Expected Answer: The candidate should explain using ROS2 or custom real-time kernels for managing time-sensitive data. They should discuss strategies like minimizing message latency through efficient topic publishing/subscribing, using nodelets for zero-copy transport, and managing process priority. Additionally, they might mention using real-time scheduling (e.g., SCHED_FIFO) and techniques like direct memory access (DMA) for faster data transfers.
7. Edge AI and Power Efficiency
Question: When deploying deep learning models on edge devices with limited power resources, how do you balance power efficiency and model performance?
Follow-up Questions:
How do you use dynamic voltage and frequency scaling (DVFS) in edge devices?
What techniques would you apply to reduce inference time without sacrificing much accuracy?
Expected Answer: The candidate should discuss using DVFS, optimizing models for reduced precision, and employing lightweight architectures like MobileNet or EfficientNet. They should also understand power-aware computing strategies like disabling non-essential cores during low-computation tasks or using neural architecture search (NAS) for optimizing models specific to hardware constraints.
8. Data Handling and Preprocessing for GIS in Robotics
Question: How do you handle large geospatial datasets in edge devices? What preprocessing steps do you take to optimize data for real-time use?
Follow-up Questions:
How do you integrate geospatial data with ROS for navigation and path planning?
What techniques do you use for efficient data storage and retrieval in constrained environments?

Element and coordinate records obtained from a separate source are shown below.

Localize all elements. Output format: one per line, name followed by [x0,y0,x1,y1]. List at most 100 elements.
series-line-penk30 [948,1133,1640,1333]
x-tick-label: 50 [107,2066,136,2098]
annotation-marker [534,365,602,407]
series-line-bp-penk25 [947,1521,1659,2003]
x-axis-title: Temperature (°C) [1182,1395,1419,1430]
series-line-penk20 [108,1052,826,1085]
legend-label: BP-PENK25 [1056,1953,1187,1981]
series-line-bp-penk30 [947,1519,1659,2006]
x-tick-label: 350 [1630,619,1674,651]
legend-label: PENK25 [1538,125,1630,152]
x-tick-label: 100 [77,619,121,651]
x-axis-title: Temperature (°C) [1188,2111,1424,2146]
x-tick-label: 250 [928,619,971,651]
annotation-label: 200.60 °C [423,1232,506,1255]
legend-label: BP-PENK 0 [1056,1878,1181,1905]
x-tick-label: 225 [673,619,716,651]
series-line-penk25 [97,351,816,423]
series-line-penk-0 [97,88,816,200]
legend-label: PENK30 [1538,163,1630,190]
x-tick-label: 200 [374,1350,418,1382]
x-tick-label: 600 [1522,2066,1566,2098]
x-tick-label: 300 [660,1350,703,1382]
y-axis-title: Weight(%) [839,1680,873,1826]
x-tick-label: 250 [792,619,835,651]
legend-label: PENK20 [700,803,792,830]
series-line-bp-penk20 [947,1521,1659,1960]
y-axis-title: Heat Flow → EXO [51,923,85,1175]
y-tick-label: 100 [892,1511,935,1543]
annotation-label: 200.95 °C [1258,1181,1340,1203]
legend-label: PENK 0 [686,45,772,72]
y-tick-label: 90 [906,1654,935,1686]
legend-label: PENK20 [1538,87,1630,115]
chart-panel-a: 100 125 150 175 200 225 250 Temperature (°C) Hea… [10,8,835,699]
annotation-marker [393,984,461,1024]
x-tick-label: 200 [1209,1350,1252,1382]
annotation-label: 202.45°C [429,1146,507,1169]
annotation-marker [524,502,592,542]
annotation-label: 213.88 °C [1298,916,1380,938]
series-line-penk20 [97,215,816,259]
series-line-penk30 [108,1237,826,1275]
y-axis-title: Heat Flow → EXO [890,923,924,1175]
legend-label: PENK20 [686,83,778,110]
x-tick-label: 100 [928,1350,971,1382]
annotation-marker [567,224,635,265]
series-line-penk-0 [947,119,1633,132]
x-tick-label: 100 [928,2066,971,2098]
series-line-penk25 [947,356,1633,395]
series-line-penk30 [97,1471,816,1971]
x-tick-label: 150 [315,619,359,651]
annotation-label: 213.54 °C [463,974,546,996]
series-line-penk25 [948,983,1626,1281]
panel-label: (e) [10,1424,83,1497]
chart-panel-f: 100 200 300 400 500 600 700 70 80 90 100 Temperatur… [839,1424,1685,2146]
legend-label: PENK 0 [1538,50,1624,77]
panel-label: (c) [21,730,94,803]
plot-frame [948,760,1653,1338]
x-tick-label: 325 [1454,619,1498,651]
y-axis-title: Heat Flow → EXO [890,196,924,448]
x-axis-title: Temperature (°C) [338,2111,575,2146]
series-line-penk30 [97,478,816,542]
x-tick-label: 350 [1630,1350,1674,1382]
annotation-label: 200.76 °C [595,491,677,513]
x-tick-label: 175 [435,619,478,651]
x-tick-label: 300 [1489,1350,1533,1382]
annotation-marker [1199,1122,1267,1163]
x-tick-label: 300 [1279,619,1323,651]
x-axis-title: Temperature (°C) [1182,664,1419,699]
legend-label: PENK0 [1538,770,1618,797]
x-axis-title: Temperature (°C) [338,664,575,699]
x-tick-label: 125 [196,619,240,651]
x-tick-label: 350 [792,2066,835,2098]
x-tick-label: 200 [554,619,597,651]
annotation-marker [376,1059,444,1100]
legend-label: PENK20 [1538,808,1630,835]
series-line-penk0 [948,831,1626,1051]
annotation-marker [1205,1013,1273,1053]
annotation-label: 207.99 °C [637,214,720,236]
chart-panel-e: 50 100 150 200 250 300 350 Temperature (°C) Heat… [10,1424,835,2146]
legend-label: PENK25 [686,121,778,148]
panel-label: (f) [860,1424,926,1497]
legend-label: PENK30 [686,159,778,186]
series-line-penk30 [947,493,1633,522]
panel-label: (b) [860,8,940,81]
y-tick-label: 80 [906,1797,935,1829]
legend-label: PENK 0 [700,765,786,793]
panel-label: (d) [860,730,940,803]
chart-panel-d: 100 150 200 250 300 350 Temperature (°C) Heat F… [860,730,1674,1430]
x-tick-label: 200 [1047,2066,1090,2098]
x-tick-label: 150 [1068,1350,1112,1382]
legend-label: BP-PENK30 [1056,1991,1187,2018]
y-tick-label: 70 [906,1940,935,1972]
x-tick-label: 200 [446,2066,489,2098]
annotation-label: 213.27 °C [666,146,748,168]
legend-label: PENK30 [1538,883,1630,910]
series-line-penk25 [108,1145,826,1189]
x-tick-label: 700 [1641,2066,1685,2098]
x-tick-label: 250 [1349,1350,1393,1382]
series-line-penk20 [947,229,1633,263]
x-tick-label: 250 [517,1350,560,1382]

Expected Answer: A qualified candidate would talk about downsampling large datasets, compressing point clouds, and using optimized storage formats like GeoTIFF for raster data. They should also explain spatial indexing (e.g., R-trees) and how to leverage ROS plugins for handling large map data.
9. Model-Driven Development and Testing
Question: How do you ensure the robustness and reliability of a perception model deployed on a robotic platform? Explain how you handle model updates and versioning.
Follow-up Questions:
What’s your approach to testing and validating models before deployment in production environments?
How do you manage continuous integration/continuous deployment (CI/CD) for models in a robotics application?
Expected Answer: The candidate should mention unit testing, simulation environments (e.g., Gazebo), and using real-world scenarios for model validation. They should also discuss implementing CI/CD pipelines for models, automated regression testing, and strategies for rolling out model updates without service disruption.
These deeper questions will give you a better sense of the candidate's expertise in advanced topics relevant to robotics perception, edge AI, and real-time systems.